Please contact our Research Staff if you have questions.
Since 2004, water quality has been continuously measured at four sites on Sapelo Island. Using YSI Data Sondes and sensors, we measure temperature, salinity, conductivity, pH, dissolved oxygen, turbidity, and depth. The site at Marsh Landing (Lower Duplin) is near real-time data, accessible at the CDMO or from the National Bouy Data Center.

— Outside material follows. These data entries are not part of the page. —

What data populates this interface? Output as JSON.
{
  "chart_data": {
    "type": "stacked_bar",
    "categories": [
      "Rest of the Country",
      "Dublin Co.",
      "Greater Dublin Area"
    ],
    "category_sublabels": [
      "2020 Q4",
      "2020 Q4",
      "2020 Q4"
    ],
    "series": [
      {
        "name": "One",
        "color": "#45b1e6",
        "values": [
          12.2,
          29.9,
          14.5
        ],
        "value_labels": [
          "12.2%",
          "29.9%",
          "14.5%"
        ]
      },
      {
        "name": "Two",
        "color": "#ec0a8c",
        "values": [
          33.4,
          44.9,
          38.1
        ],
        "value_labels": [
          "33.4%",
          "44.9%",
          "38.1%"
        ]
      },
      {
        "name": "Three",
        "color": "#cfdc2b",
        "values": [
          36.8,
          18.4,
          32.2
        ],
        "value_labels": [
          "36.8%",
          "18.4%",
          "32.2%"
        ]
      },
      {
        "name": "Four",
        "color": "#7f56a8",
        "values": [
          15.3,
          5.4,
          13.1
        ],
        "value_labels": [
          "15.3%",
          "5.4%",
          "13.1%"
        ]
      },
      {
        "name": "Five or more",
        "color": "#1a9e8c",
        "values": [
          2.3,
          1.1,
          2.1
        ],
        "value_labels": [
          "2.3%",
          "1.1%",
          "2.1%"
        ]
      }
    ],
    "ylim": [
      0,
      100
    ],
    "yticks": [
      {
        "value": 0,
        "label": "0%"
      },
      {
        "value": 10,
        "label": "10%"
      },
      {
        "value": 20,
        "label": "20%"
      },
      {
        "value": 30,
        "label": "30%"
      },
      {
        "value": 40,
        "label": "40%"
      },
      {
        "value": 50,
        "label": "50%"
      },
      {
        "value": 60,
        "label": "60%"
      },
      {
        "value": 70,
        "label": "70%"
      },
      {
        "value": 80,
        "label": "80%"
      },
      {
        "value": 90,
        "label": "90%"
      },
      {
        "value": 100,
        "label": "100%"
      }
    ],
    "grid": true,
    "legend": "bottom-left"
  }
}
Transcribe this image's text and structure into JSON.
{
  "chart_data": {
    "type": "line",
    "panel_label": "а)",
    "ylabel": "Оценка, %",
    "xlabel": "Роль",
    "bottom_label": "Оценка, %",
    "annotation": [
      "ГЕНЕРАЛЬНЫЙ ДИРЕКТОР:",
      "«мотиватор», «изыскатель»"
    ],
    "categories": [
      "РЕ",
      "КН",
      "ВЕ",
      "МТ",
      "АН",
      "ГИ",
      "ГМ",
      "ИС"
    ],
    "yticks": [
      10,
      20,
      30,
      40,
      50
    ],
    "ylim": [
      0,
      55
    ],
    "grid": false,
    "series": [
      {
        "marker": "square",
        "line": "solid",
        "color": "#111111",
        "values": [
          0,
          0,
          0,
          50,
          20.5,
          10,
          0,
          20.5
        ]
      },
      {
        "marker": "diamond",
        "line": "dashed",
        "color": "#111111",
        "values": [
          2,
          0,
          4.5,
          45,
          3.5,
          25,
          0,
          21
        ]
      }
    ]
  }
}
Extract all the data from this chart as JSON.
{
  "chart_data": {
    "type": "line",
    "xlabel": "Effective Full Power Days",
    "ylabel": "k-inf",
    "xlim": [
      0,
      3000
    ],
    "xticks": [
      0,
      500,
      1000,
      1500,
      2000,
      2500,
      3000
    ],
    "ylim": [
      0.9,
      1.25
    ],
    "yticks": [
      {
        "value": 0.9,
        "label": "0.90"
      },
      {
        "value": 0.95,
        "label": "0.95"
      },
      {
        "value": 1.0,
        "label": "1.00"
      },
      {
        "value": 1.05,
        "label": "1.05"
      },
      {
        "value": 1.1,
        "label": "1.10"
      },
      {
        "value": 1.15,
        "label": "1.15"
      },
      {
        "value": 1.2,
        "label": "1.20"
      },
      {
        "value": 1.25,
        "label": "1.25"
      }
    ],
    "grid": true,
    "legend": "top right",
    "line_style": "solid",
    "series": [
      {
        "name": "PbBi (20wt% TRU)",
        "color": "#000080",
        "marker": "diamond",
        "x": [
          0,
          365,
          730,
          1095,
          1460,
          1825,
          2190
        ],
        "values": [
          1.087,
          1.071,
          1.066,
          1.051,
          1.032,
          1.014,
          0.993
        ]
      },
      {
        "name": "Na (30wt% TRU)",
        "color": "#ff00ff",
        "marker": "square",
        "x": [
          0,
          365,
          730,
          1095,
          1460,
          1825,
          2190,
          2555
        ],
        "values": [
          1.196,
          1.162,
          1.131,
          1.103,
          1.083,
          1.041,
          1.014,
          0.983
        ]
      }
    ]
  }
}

Since 2002, meteorological data has been continuously measured at one site next to the Marsh Landing parking lot on Sapelo Island. Using Campbell Scientific dataloggers and sensors, we measure temperature, relative humidity, barometric pressure, wind speed (maximum gusts and sustained), wind direction, precipitation, and photosynthetic active radiation (PAR). This site at Marsh Landing is near real-time data (updating once an hour), accessible at the CDMO or from the National Bouy Data Center. This data is used by the National Weather Service (NWS) to help develop better understanding of storm systems.
Since 2004, SINERR has collected monthly grab water samples at each of our four water quality sites. In addition to the grab samples, a continous water collector (Teledyne ISCO) is deployed at the Lower Duplin for 24-hours to capture water nutrients over a tidal cycle. Samples are filtered at our lab on Sapelo and sent off-island to an approved lab for analysis. We measure orthophosphate, ammonium, nitrate, nitrite, dissolved inorganic nitrogen, and chlorophyll-a.